One of our readers, Jimy Soprano, sent us the links to this incredibly inspiring short documentary of classical Japanese metal artist Ford Hallam recreating a lost masterpiece by the 19th century Mito tsuba artist Hagia Katsuhira. Years ago, I went off on a Samurai sword/Iaido kick and obsessed over every detail of Japanese sword construction, maintenance, and the “moving Zen” of the Iaido form. This video touched that obsession again.

The “tsuba” is the decorative sword guard, and like every other piece of a samurai sword, it’s work of art in and of itself. This video documents Ford Hallam being commissioned to create a tsuba for a Katana (long) sword to match an existing tsuba created by Hagia Katsuhira for a wakazashi (short sword). The painstaking, precise nature of the work is dizzying. [Thanks, Jimy!]

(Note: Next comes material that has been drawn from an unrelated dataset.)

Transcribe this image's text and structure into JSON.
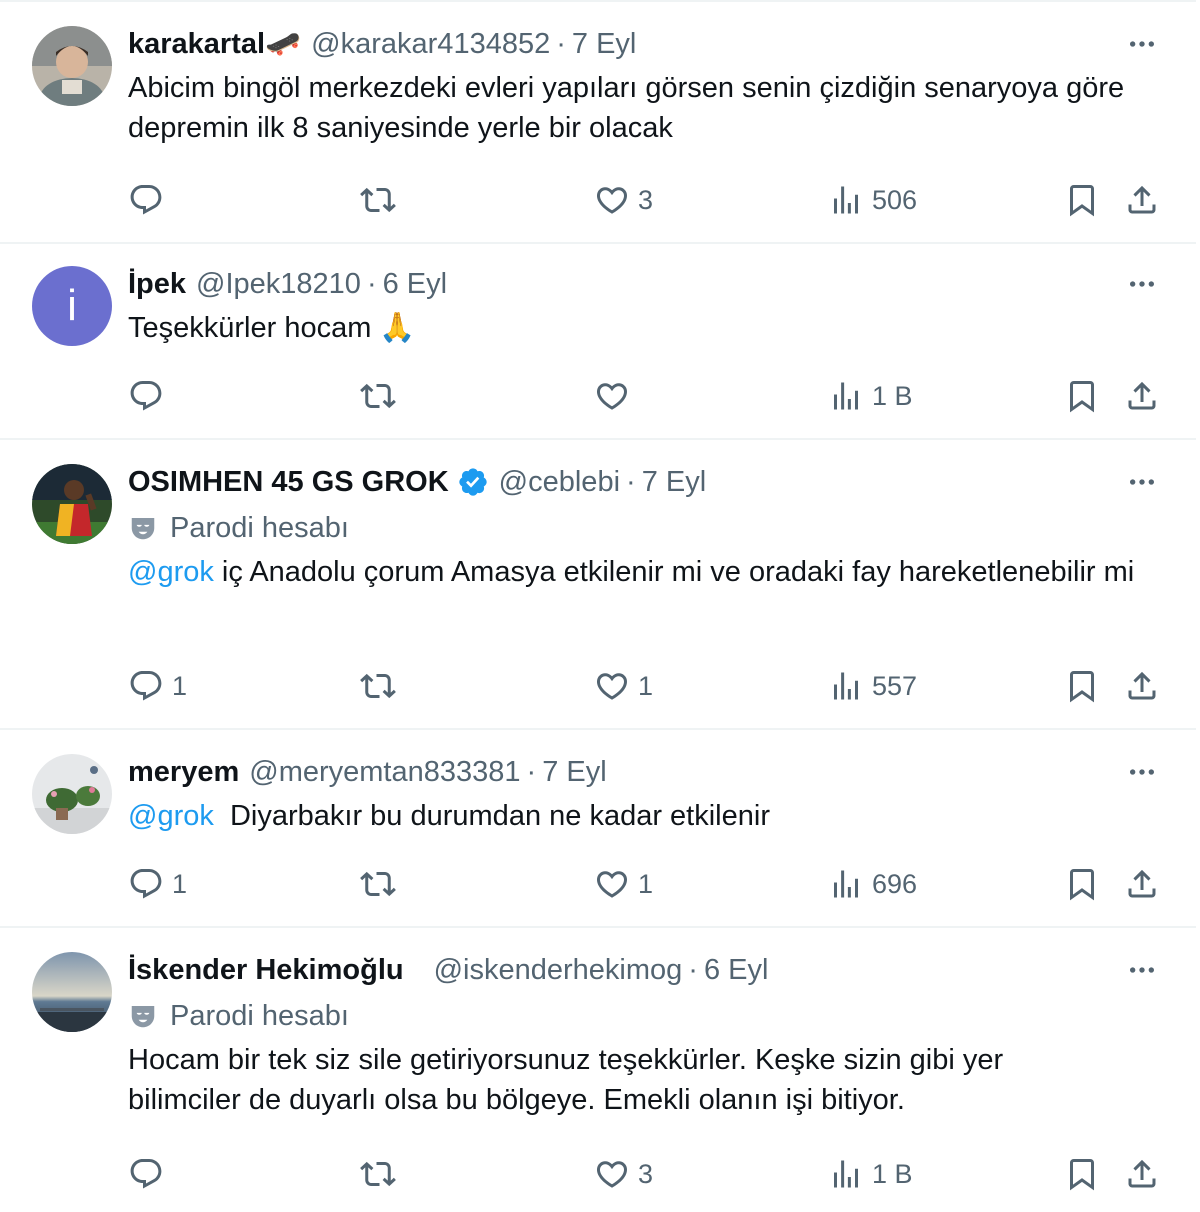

More about Ford Hallam can be found on his blog Postcards from the Path

Gareth Branwyn

Gareth Branwyn

Gareth Branwyn is a freelancer writer and the former Editorial Director of Maker Media. He is the author or editor of over a dozen books on technology, DIY, and geek culture. He is currently a contributor for Boing Boing and WINK Books. And he has a new best-of writing collection and “lazy man’s memoir,” called Borg Like Me.

  • SomeWhiteGuy

    Awesome work. The fact that he keeps to the old style and not defecting to some power tools makes it all that more impressive. I can see how you can be obsessed with this.

  • Halfvast Conspirator

    That is about the most incredible thing I have ever seen.

  • Mason Lev

    You never think about how much work goes into something like that until you see it with your own eyes! Absolutly awe-inspiring! Great work!!!

  • KR

    Having done a bit of silver work using files, scrapers and small chisels, I can identify with this master craftsman – how much skill and patience he has. His steady hand, a philosophical mind allows him to absorb the lessons from an ancient artist. Wonderfully filmed with good editing and commentary – I just had to send this on to friends. Thank you!

  • Anonymous

    I am at once both shattered and inspired by this. Destroyed and rebuilt.
    Each step one takes down the path makes the path ahead one step longer. This added a mile to mine.
    Thank you for posting it.

  • Math Campbell

    This video is incredible. Words cannot describe how amazing this Master is at his artwork. I could watch this all day, more plz.

  • Math Campbell

    I think what makes this video is the sheer minuscule scale he;s working at. He’s insetting shards of gold that are almost too small to see with the naked eye! I wish I was 1/1000th as amazing as he…

  • Tim Harris

    Amazing. More videos like this please!

  • Anonymous

    My jaw started dropping about two minutes in and by the end I was just staring with my mouth hanging open.

    I just finished making a key out of brass using files and sandpaper. I was so proud of what I’d done. After seeing this, I’m about to throw it in a drawer and forget about it. Or maybe I’ll get some engraving tools and see what else I can do to it.